È difficile scegliere un solo posto da raccontare della nostra costa.
Sono tanti quelli belli, parecchi anche quelli brutti, tutti quelli con una storia da dire. Senza tralasciare che ciascun posto oltre a parlare di sé, parla soprattutto anche di chi lo abita… Ecco perché, non sapendo scegliere, il mio è un racconto itinerante.
Parla del caldo di agosto, di 3 amici in bicicletta, di una tenda e del nostro mare.
Della difficoltà di caricare “armi e bagagli”, pesantucci direi, su treni che si dicono a misura di bici. (E lì chiedersi “ma come le pensano?”, per non parlare di chi magari su due ruote diverse c’è sempre, e tutti i giorni o quasi deve salire su un treno.)
La biciclettata inizia a Zollino, poco più a sud di Lecce; la prima tappa marina è Sant’Andrea, sull’Adriatico. Da lì, in 3 giorni, saremo a Gallipoli. Nel mezzo, il tacco d’Italia.
A Punta Palascìa c’è il faro di Otranto “fuori le mura”, è il punto più a Est della Puglia. Pensate che sul cellulare arrivano i messaggi di benvenuto in Grecia, e in effetti basta guardarsi intorno per capire che non è poi così lontana.
A Sud c’è il “nostro capo Horn” (vabbè magari questa definizione è un po’ presuntuosa): l’effetto è strano, a Capo Santa Maria di Leuca, là dove si incontrano l’Adriatico e lo Ionio, l’orizzonte sembra parlare, viste le strisce di vento che si disegnano sul mare.

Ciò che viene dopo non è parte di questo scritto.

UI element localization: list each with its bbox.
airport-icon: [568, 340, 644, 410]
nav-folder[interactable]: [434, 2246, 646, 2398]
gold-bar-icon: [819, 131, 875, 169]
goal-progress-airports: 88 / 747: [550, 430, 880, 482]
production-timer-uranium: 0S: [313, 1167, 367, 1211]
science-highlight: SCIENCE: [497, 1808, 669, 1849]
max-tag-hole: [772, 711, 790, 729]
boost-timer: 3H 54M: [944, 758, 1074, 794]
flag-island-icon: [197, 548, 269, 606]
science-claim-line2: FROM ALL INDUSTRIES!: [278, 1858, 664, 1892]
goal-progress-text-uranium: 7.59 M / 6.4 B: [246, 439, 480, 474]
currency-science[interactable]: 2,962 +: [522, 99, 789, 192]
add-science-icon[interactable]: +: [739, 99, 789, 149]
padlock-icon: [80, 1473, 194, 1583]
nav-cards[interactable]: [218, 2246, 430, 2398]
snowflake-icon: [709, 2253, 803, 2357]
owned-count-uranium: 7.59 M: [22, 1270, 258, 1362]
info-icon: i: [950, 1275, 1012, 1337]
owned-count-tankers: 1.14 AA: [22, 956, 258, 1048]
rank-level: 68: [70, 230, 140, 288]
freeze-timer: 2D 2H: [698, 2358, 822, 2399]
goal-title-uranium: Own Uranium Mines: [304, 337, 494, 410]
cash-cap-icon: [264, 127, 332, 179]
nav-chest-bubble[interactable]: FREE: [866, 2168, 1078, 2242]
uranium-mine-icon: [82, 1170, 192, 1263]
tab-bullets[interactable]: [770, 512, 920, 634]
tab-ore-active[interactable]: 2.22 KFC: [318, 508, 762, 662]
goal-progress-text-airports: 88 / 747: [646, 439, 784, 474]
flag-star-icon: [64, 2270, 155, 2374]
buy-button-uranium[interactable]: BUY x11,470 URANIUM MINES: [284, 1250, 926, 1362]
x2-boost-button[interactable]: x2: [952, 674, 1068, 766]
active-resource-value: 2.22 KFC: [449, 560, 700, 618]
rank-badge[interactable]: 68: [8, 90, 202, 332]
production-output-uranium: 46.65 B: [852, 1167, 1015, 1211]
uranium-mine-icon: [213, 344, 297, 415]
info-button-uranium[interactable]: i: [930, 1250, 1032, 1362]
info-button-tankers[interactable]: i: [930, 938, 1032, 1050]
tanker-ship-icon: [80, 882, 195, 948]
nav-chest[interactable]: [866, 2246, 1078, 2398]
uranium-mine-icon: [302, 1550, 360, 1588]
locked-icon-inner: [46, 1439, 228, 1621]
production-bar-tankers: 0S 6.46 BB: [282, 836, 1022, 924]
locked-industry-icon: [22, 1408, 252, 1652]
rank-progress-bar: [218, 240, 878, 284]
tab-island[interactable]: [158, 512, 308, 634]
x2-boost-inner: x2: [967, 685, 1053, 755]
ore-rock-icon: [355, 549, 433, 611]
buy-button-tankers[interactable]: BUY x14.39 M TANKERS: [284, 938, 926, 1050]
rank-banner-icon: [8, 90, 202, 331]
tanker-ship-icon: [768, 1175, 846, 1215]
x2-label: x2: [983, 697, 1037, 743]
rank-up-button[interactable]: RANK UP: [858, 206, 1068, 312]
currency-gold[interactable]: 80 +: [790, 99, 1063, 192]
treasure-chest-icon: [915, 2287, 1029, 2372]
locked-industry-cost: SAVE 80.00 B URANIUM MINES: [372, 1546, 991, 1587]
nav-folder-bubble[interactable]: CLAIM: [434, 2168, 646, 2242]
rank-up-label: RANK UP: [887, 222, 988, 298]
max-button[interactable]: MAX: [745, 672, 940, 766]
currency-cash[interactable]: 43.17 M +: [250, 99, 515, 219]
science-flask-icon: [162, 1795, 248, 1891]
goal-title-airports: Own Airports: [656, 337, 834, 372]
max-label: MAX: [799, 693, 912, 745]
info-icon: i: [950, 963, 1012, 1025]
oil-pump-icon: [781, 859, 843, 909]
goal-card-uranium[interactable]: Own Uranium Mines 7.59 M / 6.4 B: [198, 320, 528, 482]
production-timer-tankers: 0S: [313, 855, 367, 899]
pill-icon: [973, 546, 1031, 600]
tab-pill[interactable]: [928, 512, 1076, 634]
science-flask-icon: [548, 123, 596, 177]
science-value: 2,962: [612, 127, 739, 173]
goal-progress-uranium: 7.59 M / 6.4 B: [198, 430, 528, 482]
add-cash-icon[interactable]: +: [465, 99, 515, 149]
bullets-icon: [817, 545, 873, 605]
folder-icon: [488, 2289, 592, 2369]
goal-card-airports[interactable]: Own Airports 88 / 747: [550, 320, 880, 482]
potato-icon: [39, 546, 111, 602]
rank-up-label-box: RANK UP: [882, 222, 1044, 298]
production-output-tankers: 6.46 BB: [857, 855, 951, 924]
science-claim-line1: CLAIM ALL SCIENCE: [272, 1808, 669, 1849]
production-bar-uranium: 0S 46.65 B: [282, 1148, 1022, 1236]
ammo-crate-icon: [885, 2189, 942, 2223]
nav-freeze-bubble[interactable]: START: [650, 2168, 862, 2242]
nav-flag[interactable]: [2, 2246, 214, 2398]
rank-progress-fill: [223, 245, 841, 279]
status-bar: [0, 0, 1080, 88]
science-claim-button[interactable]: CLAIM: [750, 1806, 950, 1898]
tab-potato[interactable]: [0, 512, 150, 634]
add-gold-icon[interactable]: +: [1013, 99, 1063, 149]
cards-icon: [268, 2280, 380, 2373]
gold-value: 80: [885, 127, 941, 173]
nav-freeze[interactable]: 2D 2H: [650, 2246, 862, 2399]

Tra questi due punti cardinali c’è forse la litoranea più bella.
Percorrerla in bici dà la possibilità di scorgere paesini deserti, fermarsi a parlare con ogni tipo di interlocutore, dai pescatori ai contadini, dal mare agli ulivi. Percorrerla in bici dà la possibilità di sognare una fontana in cima a salite interminabili, di lasciarsi incantare dalla meraviglia durante discese mozzafiato (non è mica tutta piatta, come si potrebbe pensare percorrendola in auto!).
Percorrerla in bici dà la possibilità di fermarsi dove l’acqua è più blu, poggiare dove capita il proprio mezzo e lanciarsi a prender fresco. Che meraviglia, i tuffi! Avete mai sentito parlare della Baia del Ciolo? No, non è una parolaccia. Pensate che i suoi amici dicono che anche don Tonino Bello amava lanciarsi da lì.
Per non parlare poi delle grotte: mica le vedi, se la strada è esattamente sopra. Devi saperlo. O seguire qualche timida indicazione (sulle indicazioni stradali salentine si potrebbe scrivere parecchio, ma perché non far divertire anche voi?). O avere la fortuna di scorgerle da qualche baia, e quindi poi riesci ad andare a salutare i pipistrelli che ci abitano.
Da Sud a Ovest il territorio cambia completamente: da Leuca a Gallipoli è quasi tutto piatto, non c’è la roccia che saluta l’Adriatico, ma perlopiù sabbie e scogli pieni di ombrelloni che fanno ombra al Tirreno. Solo che da qui vedi il sole che si tuffa in mare. (Dall’altra parte per vederlo dovresti svegliarti presto, o più facilmente fare nottata e aspettare l’alba.)
Salvo, poi, attendere con ansia il tramonto in mare per poi scoprire che il tanto pubblicizzato camping dove andrai a piantare la tenda prima che faccia buio è in cima a un salitone e ben distante dalla spiaggia.
Nonostante i chilometri nelle gambe, il ritorno in treno lascia qualcosa di disatteso. Ci siamo meravigliati parecchio, spesso per la bellezza e a volte per l’assurdità di certe porcherie, ma non ci sembra abbastanza. Ci mancano dei pezzi. Questa costa non l’abbiamo spulciata tutta, quanto altro ha da dire e da far scoprire non possiamo saperlo. Non ancora.